5.5. Apontamentos sobre o caso estudado

Nota-se que a operação estudada neste capítulo 5 assumiu um formato claramente diferente do padrão identificado por PINHEIRO no tópico 4.9, relativamente à estrutura de subordinação. De fato, a operação em comento estabeleceu uma razão de subordinação de 80%, que é praticamente o inverso da verificada nas observações de PINHEIRO. Da mesma forma, o desenho foge da tendência vista nos primeiros FIDCs agrícolas referidos no mesmo tópico.

A explicação para tal formatação reside no fato de que, no caso estudado, os títulos subordinados também eram destinados à venda aos investidores, não servindo, portanto, de mero mecanismo para o descarte dos recebíveis inadimplidos da carteira (hipótese em que tais títulos ficariam com os próprios cedentes/originadores).163 Assim, a estrutura de subordinação funcionou primordialmente como uma maneira de criar classes de títulos com remunerações diferentes, proporcionalmente aos riscos contidos nos instrumentos, possivelmente para atrair diferentes tipos de investidores.

Há nos relatórios de rating evidências de que o nível de diversificação/concentração da carteira tenha ficado em parâmetros muito justos, pois seis usinas representavam 10%, e com isso muito próximos da marca considerada aceitável pelas agências de classificação, ficando a operação assim sensível a imprevistos - que de fato vieram a ocorrer com a desistência de dois originadores, a qual prejudicou a continuidade da operação, que terminou sendo cancelada e reformulada.

Outro ponto crítico que parece ter impactado negativa e decisivamente no rating foi o prazo relativamente curto para liquidação dos recebíveis.
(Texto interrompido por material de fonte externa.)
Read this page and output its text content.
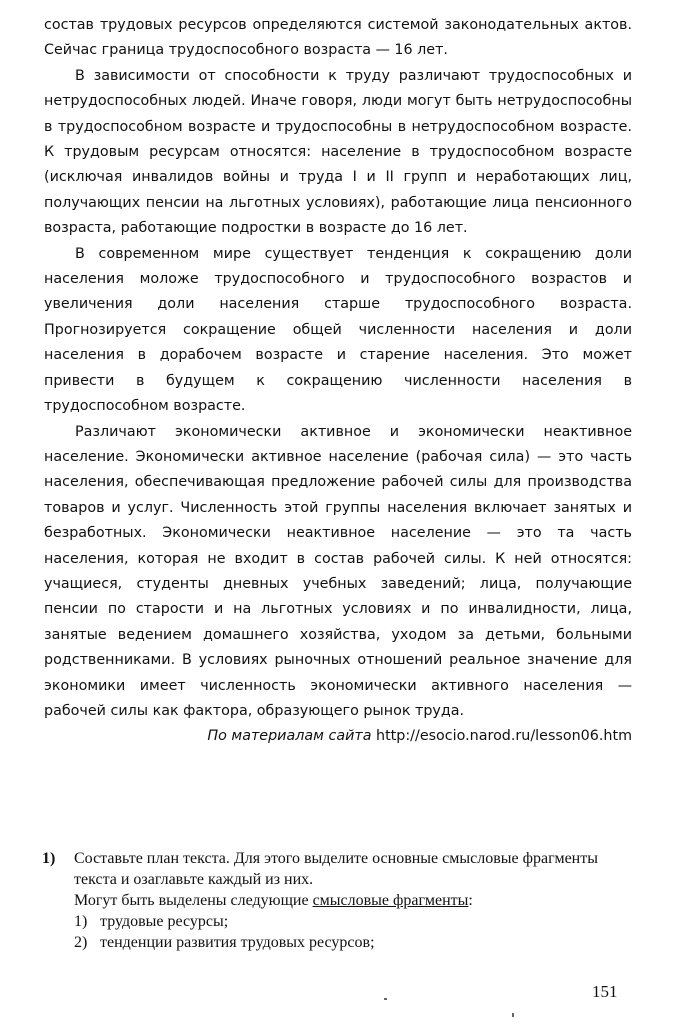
состав трудовых ресурсов определяются системой законодательных актов. Сейчас граница трудоспособного возраста — 16 лет.

В зависимости от способности к труду различают трудоспособных и нетрудоспособных людей. Иначе говоря, люди могут быть нетрудоспособны в трудоспособном возрасте и трудоспособны в нетрудоспособном возрасте. К трудовым ресурсам относятся: население в трудоспособном возрасте (исключая инвалидов войны и труда I и II групп и неработающих лиц, получающих пенсии на льготных условиях), работающие лица пенсионного возраста, работающие подростки в возрасте до 16 лет.

В современном мире существует тенденция к сокращению доли населения моложе трудоспособного и трудоспособного возрастов и увеличения доли населения старше трудоспособного возраста. Прогнозируется сокращение общей численности населения и доли населения в дорабочем возрасте и старение населения. Это может привести в будущем к сокращению численности населения в трудоспособном возрасте.

Различают экономически активное и экономически неактивное население. Экономически активное население (рабочая сила) — это часть населения, обеспечивающая предложение рабочей силы для производства товаров и услуг. Численность этой группы населения включает занятых и безработных. Экономически неактивное население — это та часть населения, которая не входит в состав рабочей силы. К ней относятся: учащиеся, студенты дневных учебных заведений; лица, получающие пенсии по старости и на льготных условиях и по инвалидности, лица, занятые ведением домашнего хозяйства, уходом за детьми, больными родственниками. В условиях рыночных отношений реальное значение для экономики имеет численность экономически активного населения — рабочей силы как фактора, образующего рынок труда.

По материалам сайта http://esocio.narod.ru/lesson06.htm

1)	Составьте план текста. Для этого выделите основные смысловые фрагменты текста и озаглавьте каждый из них.

Могут быть выделены следующие смысловые фрагменты:

1) трудовые ресурсы;
2) тенденции развития трудовых ресурсов;
151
Apesar de contar com estruturas bastante fortes de garantia, sua execução em caso de inadimplência (alienação fiduciária de bens móveis e imóveis e/ou a busca e apreensão da safra) tendia a ser concretizada após o vencimento dos títulos. No caso particular dos bens alienados fiduciariamente, apesar da força garantida por Lei a tais garantias, seu processo de execução poderia sofrer atrasos adicionais na hipótese de os bens serem caracterizados como bens de capital protegidos pelo art. 119, IX da Lei de Falências (vide capítulo 4.5.5). Destaque-se que a nota de rating mede simultaneamente a expectativa que o investidor pode ter de ser pago tanto integral como

163 Possivelmente, a origem dessa configuração se deve ao fato de se tratar de um modelo multicedentes, onde

há maior dificuldade de harmonização dos interesses dos diversos participantes, particularmente no momento de se dividir os títulos subordinados (vide tópico 4.8).

pontualmente. Assim, ainda que as garantias pudessem dar ao investidor a garantia de que seriam efetivamente pagos, se houvesse a chance de atraso de um único dia, o rating já seria sensivelmente afetado. Fatalmente essa questão deve ter impactado no rating, nos níveis de garantia requisitados e nos custos de captação.

À margem das particularidades do caso concreto, restou confirmado que, sob o ponto de vista operacional, é possível arquitetar operações de securitização (inclusive multipatrocinadas) bastante sofisticadas a partir dos novos títulos do agronegócio, que podem ser usados de forma encadeada para tirar proveito das aplicações e características de cada qual. Até o momento, apenas haviam sido testadas estruturas fundadas em FIDCs enquanto veículos independentes para emissões públicas de valores mobiliários associados a recebíveis do agronegócio. Verificou-se, com isso, que as companhias securitizadoras e os CRAs por ela emitidos podem ser uma alternativa aos FIDCs para captações dessa natureza – especialmente com o impulso dado pelos benefícios fiscais proporcionados aos investidores pessoas físicas.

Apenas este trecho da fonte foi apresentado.